National CDA specification for obstetric information under development
Queensland's Mater Health Services is continuing the development of its shared electronic pregnancy health record and is currently completing a transitional contract with NEHTA that will help formalise a national Clinical Document Architecture (CDA) specification for obstetric information.
Mater's Shared Electronic Health Record (EHR) for maternity patients is one of the projects funded under the Wave 2 projects for the implementation of the PCEHR. Mater Health has been given funding for a transition project that will in part use the knowledge gained from the Wave 2 project to inform the development of a national specification for CDA documents relating to pregnancy, to be developed and adopted by NEHTA.
Mater's Shared EHR is a repository for obstetric information that is accessible by patients, internal clinicians and external healthcare providers. It uses Mater's existing clinicians' portal along with a newly developed patient portal, which went live on July 1.
Mater's CIO, Mal Thatcher, said the system uses InterSystems' HealthShare informatics platform to extract data from three different CDA documents that are sent in from external clinicians, one generated by Genie Solutions and two different documents generated by PEN Computer Systems software. The documents are all based on a specialisation of the NEHTA-defined event summary, he said.
Most of the consultant obstetricians engaged in the project use Genie software. “Obstetricians can submit a CDA antenatal record which the Mater can store and then extract relevant information to provide a composite view of a woman’s antenatal record, derived from internal Mater clinicians' records and external providers,” Mr Thatcher said.

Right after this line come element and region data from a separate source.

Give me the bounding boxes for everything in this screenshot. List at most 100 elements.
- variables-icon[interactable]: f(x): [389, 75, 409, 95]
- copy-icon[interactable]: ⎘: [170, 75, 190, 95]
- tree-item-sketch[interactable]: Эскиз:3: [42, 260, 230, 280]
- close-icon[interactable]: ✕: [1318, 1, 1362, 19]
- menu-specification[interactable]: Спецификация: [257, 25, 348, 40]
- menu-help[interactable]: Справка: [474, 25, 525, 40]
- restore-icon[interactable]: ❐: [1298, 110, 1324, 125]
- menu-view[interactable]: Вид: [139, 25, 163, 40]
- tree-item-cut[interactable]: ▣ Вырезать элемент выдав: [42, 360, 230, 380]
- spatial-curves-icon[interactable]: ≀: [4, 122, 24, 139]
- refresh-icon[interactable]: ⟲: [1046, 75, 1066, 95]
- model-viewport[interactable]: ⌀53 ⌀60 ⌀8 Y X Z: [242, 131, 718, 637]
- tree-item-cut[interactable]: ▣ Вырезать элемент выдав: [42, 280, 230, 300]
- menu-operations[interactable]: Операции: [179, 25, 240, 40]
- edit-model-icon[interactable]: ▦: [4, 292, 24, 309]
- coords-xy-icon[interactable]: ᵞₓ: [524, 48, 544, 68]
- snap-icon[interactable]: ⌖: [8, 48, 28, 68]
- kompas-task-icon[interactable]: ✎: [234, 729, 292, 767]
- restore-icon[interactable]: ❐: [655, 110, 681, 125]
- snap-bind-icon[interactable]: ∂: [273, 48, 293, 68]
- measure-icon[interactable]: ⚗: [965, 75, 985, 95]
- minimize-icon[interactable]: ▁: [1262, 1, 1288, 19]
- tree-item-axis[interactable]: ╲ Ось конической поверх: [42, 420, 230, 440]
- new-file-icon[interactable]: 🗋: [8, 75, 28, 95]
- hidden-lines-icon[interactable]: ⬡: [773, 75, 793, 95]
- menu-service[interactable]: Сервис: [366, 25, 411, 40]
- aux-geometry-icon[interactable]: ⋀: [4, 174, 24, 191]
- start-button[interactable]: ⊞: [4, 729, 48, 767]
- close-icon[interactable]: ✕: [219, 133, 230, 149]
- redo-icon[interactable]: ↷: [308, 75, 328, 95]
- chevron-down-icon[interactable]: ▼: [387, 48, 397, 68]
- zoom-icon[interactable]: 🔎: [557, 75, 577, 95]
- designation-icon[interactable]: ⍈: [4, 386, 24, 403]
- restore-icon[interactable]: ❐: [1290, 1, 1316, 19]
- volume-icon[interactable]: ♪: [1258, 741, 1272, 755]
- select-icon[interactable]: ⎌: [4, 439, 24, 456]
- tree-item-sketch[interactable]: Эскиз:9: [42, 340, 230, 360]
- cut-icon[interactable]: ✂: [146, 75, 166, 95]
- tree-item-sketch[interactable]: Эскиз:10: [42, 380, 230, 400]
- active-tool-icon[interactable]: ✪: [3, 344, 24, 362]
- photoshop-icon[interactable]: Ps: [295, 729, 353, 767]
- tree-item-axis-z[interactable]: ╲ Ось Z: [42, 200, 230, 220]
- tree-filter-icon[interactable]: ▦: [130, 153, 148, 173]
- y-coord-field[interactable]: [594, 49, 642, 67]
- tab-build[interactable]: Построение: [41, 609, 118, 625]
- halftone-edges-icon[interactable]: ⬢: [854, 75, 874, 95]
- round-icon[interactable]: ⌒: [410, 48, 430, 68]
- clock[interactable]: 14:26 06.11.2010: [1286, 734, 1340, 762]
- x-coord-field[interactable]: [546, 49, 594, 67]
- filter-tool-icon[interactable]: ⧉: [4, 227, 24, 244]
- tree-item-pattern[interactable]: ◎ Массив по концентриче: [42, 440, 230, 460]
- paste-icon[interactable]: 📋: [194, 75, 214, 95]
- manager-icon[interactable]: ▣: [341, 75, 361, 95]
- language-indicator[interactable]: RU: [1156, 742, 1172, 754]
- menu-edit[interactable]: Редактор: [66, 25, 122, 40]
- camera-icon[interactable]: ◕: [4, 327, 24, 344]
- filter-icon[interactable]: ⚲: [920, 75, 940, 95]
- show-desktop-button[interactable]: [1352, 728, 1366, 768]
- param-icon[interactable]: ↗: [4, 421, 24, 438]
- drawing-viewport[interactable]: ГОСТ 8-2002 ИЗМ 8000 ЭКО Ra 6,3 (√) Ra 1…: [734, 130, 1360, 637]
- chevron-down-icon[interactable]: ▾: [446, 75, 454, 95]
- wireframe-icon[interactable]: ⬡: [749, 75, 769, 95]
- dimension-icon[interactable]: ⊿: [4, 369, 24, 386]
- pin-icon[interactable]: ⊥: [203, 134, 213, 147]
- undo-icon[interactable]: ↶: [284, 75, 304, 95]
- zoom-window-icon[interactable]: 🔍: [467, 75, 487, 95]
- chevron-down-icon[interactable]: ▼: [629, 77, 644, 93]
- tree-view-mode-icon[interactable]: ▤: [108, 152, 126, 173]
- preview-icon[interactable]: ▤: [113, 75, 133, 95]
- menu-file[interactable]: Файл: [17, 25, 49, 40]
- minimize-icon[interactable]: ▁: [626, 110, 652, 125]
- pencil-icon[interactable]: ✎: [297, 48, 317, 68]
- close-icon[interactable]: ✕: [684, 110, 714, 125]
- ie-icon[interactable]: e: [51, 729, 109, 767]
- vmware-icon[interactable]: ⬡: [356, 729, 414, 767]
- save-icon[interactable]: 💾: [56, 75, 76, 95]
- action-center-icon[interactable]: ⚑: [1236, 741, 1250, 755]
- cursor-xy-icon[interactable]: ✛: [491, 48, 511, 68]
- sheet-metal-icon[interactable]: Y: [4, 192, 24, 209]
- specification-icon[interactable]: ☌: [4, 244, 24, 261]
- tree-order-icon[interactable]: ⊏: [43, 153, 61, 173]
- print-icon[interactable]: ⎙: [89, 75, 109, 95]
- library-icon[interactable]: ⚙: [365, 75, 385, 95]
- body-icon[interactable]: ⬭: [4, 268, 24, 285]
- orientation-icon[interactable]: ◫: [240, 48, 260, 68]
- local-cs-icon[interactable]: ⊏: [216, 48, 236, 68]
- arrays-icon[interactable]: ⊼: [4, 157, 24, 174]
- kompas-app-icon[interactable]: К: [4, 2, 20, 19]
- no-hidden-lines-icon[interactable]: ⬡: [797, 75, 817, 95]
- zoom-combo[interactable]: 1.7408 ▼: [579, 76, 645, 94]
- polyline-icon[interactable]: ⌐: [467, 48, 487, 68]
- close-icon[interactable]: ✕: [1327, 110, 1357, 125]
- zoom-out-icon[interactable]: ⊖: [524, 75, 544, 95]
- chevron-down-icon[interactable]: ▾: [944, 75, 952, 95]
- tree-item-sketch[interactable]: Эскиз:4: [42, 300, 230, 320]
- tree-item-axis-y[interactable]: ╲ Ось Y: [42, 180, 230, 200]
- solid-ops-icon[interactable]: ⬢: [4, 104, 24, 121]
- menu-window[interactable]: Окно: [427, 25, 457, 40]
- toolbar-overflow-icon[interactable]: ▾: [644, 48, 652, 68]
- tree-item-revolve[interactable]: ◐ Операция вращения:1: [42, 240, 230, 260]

PEN Computer Systems' PrimaryCareSidebar tool is used to extract information from Medical Director or Best Practice general practice software. The Sidebar includes a widget that flags to the GP that a patient has enrolled in the Mater Shared EHR, so the GP can then choose to send a full antenatal record or a summary of a particular visit. The Sidebar tool packages it up as a CDA document and sends it to the Mater repository.
Once the information from external clinical systems is received in the repository, HealthShare is used to transform the incoming CDA files into a single document type and extracts relevant information to create an obstetric patient record. The original CDA file is attached to the record for future reference.
HealthShare then combines the obstetric patient record with information from a range of other Mater systems, such as patient registration, pharmacy and pathology, to create the Mater Shared EHR. This is available to external clinicians and maternity patients via the provider or patient portal.
Mater's integration specialist, Andy Richards, said HealthShare comes with a series of pre-built and pre-tested building blocks, including support for the CDA specification, secure messaging delivery (SMD) adaptors and transformation engines for clinical data so the organisation didn't have to develop any of them itself.
Mater also used HealthShare to develop an interface to the national Healthcare Identifiers (HI) Service, and has now obtained over 80,000 Individual Healthcare Identifiers, which it has matched and verified against existing patient information and added to the Mater Shared EHR using HealthShare's inbuilt technology for the disambiguation of personal records.
Mr Thatcher said Mater has chosen to search for IHIs for patients based on new activity in the patient’s record. “For example, a change to the patient’s details in the patient master index will prompt the system to seek an IHI match where a current active and verified IHI is not recorded by Mater,” he said. “IHI matching is done for the entire patient cohort on this basis, not just maternity patients.”
The Shared EHR will continue to be developed for Mater's patients, but it will also link up to the national PCEHR, he said. “Mater clinicians are expected to be able to access the national PCEHR from within our internal clinical portal via an integrated B2B solution. Mater is also looking to contribute event summaries to the national repository.”
Mr Thatcher said that since going live on July 1, there are now over 1000 patients registered for the patient portal.